What is this?  Why is this happening?  Is it Malick's main statement on what happens "after" now that we've seen what's come before the Earth as we know it and the Earth during (or during 'his' time)?  I still am not sure.  Maybe a revisit will help, or two or four or more.  Maybe I should be glad that I'm challenged at the end with such a quandary that has no real words spoken, just people coming together, bodies intermingling, the beach and ocean as a kind of tide bringing people out to sea at the end of things - or a 'new beginning' as it could be... Or it's just the pretentious I-don't-know-what finishing icing that would give those who find the film already a slog to get through an unpleasant "artsy" traipsing through the afterworld or some other such bullshit.
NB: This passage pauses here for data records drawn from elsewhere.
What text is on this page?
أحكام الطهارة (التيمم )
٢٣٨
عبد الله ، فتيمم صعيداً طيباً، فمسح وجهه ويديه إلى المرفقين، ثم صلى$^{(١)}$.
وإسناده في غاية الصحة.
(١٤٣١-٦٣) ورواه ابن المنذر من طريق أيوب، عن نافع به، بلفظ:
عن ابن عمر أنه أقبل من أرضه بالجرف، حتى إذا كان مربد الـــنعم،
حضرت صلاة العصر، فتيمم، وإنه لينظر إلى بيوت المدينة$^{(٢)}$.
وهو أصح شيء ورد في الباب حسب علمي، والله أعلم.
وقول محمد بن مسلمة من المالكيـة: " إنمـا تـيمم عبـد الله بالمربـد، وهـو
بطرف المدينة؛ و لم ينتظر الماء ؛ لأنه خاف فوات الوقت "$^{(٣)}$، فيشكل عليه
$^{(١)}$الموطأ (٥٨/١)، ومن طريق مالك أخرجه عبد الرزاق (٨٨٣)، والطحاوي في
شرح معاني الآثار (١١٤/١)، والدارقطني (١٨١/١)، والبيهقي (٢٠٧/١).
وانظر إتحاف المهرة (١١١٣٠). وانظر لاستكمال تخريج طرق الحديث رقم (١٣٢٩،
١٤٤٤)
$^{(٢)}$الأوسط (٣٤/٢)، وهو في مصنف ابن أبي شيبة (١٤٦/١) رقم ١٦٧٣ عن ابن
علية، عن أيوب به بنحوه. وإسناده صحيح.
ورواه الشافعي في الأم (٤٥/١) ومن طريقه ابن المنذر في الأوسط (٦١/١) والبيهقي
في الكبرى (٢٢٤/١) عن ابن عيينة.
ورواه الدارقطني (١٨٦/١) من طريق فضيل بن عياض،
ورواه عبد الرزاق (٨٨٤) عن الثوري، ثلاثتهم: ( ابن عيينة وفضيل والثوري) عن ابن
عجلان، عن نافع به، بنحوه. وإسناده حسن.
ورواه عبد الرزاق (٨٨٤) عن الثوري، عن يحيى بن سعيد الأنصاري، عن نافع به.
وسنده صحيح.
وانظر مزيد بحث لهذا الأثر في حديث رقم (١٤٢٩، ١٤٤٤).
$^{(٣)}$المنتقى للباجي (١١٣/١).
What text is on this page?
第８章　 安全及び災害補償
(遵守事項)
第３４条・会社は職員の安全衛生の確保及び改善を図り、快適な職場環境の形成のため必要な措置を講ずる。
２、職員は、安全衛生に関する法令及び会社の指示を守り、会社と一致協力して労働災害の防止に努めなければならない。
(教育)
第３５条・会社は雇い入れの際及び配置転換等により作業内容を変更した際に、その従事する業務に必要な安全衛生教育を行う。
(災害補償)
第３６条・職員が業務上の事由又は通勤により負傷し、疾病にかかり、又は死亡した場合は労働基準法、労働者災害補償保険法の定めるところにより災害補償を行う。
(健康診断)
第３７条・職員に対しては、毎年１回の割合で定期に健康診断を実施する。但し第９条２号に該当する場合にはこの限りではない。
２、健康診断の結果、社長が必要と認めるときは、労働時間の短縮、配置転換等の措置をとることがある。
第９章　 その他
It's still beautifully shot - maybe too much so, as if the cosmos is supposed to look like a commercial for pain medication - and there's a question mark that is enticing to the proceedings of a closing shot of a bridge (or that, as a possibility, it's all been in adult Jack's head the whole time).  Yet I can't shake how so much of The Tree of Life affected me like going through the levels of happiness and pain that makes up a life, and what our position is in it?

There is the "Bigger" out there of space and how we're really just made of stars or whatever, and that dinosaurs did much the same as us.  And then there's just how we live to day to day, what little moral challenges we come up against, how we cope in a family and love one another, and what grief really means.  After the death of the brother a priest or reverend comes up to Mrs. O'Brien.  "He's with God know."  "He was always with God, wasn't he?" she responds.  Maybe.  Maybe not.

I'll love to come back to this film, even as I find it imperfect and, mostly in its last twenty minutes or so, messy and not able to find its way.  Maybe that will endear me to it even more, or I'll just come to love the cinematography that much more and how vividly Malick and Lubezki and his composer Desplait capture 1950's Waco.  Life is just full of maybe's, isn't it?





Postscript: any additional feelings or thoughts on a repeat viewing in theaters I'll either add to this blog as an addendum, or make up another blog altogether if it's such a strong thing to cope with.  Also, this film has only some relation to another Big Tree in a film, Darren Aronofsky's The Fountain, though it's been a while since I've dipped into that mind-fuck pool.